Die Kommentare zum Formalismus treffen m.E. nicht in die Mitte. Bei vielen Gerichten (und bei Staatsanwaltschaften) werden leider zu rasch aus dem Bauch heraus Vorurteile gebildet. Vorurteile verschliessen die Ohren (und Augen etc.). Kommt eine Tendenz der Schuldvermutung dazu.
“Wo Rauch ist …” Kommt die panische Angst vor Fehlern dazu und das Gesicht zu verlieren. Dieser Bauch-Mix steht über dem Recht. Deshalb wird das Recht gebogen bis gebrochen, entweder mittels (zu) strengen Formalismus oder mittels Missachtung, um das Bauch-Vorurteil zu rechtfertigen. Ergebnisorientierte Rechtsanwendung resp. -beugung/-brechung.
Das Bundesgericht steht da nicht allein.

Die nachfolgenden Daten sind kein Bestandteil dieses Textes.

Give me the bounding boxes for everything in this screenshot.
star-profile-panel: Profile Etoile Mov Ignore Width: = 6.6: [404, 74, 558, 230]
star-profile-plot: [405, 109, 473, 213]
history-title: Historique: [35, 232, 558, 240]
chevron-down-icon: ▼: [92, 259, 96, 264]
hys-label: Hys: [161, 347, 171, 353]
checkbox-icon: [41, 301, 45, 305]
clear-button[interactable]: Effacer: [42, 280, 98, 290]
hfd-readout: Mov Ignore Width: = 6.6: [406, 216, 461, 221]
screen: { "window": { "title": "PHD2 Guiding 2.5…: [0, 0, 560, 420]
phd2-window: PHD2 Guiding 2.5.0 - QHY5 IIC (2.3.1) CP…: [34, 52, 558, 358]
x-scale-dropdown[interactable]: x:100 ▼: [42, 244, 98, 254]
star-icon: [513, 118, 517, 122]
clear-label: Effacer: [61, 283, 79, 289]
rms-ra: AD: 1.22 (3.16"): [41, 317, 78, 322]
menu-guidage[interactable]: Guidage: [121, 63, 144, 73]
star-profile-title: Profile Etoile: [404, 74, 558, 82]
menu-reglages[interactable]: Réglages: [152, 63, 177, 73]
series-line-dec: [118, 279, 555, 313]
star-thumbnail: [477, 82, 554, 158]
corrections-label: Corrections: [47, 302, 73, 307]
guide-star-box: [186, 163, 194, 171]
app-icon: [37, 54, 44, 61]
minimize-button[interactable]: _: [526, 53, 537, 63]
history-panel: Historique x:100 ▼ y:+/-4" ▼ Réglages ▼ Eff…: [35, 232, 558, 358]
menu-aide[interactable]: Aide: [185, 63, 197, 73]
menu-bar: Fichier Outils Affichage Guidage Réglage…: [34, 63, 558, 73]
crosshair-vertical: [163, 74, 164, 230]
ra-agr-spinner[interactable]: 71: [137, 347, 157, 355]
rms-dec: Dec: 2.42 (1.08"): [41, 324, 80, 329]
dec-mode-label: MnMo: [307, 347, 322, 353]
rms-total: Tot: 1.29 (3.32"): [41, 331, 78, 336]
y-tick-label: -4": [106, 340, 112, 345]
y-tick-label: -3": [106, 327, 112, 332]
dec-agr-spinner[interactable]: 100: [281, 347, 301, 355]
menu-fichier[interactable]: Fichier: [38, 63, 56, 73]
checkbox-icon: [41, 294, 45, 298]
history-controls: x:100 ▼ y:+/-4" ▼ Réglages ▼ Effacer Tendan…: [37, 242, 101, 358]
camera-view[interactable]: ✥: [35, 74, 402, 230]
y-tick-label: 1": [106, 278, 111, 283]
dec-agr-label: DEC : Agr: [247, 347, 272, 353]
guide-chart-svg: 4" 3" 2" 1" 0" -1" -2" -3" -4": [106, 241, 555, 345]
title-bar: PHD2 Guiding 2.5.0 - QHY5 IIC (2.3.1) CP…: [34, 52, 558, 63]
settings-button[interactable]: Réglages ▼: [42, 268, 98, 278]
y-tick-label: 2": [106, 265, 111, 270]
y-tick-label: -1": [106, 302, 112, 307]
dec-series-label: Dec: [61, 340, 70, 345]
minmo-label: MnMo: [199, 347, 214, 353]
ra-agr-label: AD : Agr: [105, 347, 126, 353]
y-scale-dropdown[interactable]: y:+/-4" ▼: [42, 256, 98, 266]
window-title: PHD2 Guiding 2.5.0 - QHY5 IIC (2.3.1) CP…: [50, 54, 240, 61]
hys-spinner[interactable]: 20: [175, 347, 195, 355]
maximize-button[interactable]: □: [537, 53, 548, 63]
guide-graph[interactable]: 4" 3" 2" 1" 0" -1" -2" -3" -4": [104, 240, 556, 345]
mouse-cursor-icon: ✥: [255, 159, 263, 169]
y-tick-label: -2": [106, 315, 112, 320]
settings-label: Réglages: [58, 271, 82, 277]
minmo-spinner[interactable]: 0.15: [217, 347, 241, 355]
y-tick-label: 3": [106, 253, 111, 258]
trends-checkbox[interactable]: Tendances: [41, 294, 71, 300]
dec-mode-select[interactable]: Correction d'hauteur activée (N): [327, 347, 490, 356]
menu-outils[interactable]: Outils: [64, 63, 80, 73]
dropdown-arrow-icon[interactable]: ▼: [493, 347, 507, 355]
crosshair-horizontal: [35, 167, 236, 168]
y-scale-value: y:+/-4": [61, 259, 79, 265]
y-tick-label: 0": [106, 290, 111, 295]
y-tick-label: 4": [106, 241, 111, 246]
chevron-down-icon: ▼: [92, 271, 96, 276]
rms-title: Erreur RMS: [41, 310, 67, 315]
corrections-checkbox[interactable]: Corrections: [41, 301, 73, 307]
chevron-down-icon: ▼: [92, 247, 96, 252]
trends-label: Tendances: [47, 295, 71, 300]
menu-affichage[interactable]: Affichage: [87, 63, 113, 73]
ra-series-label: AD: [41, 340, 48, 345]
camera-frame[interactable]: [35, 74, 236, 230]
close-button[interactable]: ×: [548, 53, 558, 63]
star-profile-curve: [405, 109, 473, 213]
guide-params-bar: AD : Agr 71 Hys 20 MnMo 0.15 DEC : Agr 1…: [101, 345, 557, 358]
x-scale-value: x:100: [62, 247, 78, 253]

Aber mit der Beschränkung auf Rechtsfragen (und Willkür) sticht die Zu-Unrechtbiegung des Rechts um des gewünschten Resultats willen halt besonders heraus. Dabei hätte es, resultatunabhängig, gerade die Aufgabe, dem Recht zum Durchbruch zu verhelfen, auch dem Prozessrecht.
Immer stellt sich mir dieselbe Frage: Wir erkläre ich “meinem” Rechtsbrecher, er müsse bestraft werden und soll sich künftig ans Recht halten, wenn die Strafbehörden und -gerichte sich nicht daran halten? Und wie erkläre ich dieses Verhalten oder etwa Willkür zur Sachfrage “meinem” unschuldigen Beschuldigten?